Title: Regulators of Adult Hippocampal Neurogenesis
Authors: Dhaliwal, Jagroop
Date: 2017
Abstract: One mechanism of plasticity within the adult mammalian brain is the dynamic process of adult neurogenesis that is functionally important in physiological and pathological conditions. During this process, neurons develop from adult neural stem cells (NSCs) via intermediate neural progenitors (NPCs) through several processes including proliferation, survival, differentiation, migration and integration. Despite neurogenesis during development sharing these same processes, there is growing evidence highlighting unique mechanisms that regulate adult versus embryonic neurogenesis. The studies in this thesis test the cell-intrinsic function of genes that have defined roles in embryonic neurogenesis and undefined roles in adult hippocampal neurogenesis using a combination of transgenic inducible mice and in vivo retroviral techniques. The first study examines the microtubule associated protein Doublecortin (DCX), which is transiently expressed by NPCs and is critical for neuronal migration. Our results show that, in the context of adult hippocampal neurogenesis, DCX is not required for the survival or differentiation of the NPCs within the subgranular zone (SGZ). The second study examines the functional role of the autophagy-associated gene 5 (Atg5) which is critical for embryonic neurogenesis and survival. Our findings demonstrate that the intracellular recycling process of autophagy is active throughout maturation of adult hippocampal NPCs and that ablation of Atg5 produces a drastic reduction in NPC survival, without altering the neuronal fate of these cells.
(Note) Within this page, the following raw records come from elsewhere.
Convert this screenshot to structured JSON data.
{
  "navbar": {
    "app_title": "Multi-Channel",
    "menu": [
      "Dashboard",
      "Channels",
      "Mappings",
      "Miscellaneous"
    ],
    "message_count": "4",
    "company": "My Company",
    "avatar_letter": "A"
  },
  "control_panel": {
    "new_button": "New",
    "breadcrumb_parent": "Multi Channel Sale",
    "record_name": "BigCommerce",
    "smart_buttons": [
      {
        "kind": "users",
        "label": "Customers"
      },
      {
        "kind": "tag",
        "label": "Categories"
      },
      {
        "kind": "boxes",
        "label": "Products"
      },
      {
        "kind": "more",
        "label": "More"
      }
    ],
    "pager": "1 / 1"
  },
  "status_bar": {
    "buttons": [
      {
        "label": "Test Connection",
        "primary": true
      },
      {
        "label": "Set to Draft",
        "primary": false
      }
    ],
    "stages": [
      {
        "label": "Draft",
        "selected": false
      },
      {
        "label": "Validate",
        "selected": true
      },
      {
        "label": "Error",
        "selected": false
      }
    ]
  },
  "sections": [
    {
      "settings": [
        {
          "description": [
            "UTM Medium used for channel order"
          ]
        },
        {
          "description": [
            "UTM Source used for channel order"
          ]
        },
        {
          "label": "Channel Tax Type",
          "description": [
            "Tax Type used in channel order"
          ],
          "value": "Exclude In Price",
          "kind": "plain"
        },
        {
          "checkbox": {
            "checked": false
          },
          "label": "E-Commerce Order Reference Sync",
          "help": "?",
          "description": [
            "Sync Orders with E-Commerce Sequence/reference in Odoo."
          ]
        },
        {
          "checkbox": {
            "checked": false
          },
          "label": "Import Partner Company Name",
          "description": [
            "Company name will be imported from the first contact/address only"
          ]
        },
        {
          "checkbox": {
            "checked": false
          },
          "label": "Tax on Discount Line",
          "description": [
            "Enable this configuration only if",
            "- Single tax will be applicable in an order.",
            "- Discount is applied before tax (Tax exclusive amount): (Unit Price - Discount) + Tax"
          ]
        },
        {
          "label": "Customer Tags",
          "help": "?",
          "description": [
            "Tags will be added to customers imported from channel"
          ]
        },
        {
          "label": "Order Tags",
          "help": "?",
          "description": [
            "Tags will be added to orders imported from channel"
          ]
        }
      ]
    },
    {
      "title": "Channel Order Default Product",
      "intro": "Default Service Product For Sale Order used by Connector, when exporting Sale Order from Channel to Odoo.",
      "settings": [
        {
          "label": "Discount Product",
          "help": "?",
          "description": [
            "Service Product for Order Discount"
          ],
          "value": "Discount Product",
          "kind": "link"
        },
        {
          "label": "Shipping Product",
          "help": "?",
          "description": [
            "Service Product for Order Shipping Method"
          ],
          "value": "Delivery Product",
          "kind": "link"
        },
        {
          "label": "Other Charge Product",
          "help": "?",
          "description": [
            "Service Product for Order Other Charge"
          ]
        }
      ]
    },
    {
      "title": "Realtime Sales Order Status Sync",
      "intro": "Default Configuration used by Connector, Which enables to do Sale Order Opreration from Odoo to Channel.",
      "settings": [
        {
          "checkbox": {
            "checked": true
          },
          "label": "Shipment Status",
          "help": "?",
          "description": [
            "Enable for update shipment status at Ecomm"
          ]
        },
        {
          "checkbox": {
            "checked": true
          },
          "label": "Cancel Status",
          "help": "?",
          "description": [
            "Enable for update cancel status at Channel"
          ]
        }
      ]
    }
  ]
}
The third study examines the requirement of the familial-Alzheimer’s disease associated genes, presenilin 1 and presenilin 2 (PS1 & PS2), which are critical for embryonic NSC maintenance and differentiation. Similar to the findings with DCX, our results demonstrate that presenilins are dispensable for adult neurogenesis. Altogether, these studies add to the growing evidence suggesting differences in the regulation of adult versus embryonic neurogenesis, and highlight autophagy as a novel regulator of survival for adult generated granule neurons in the hippocampus.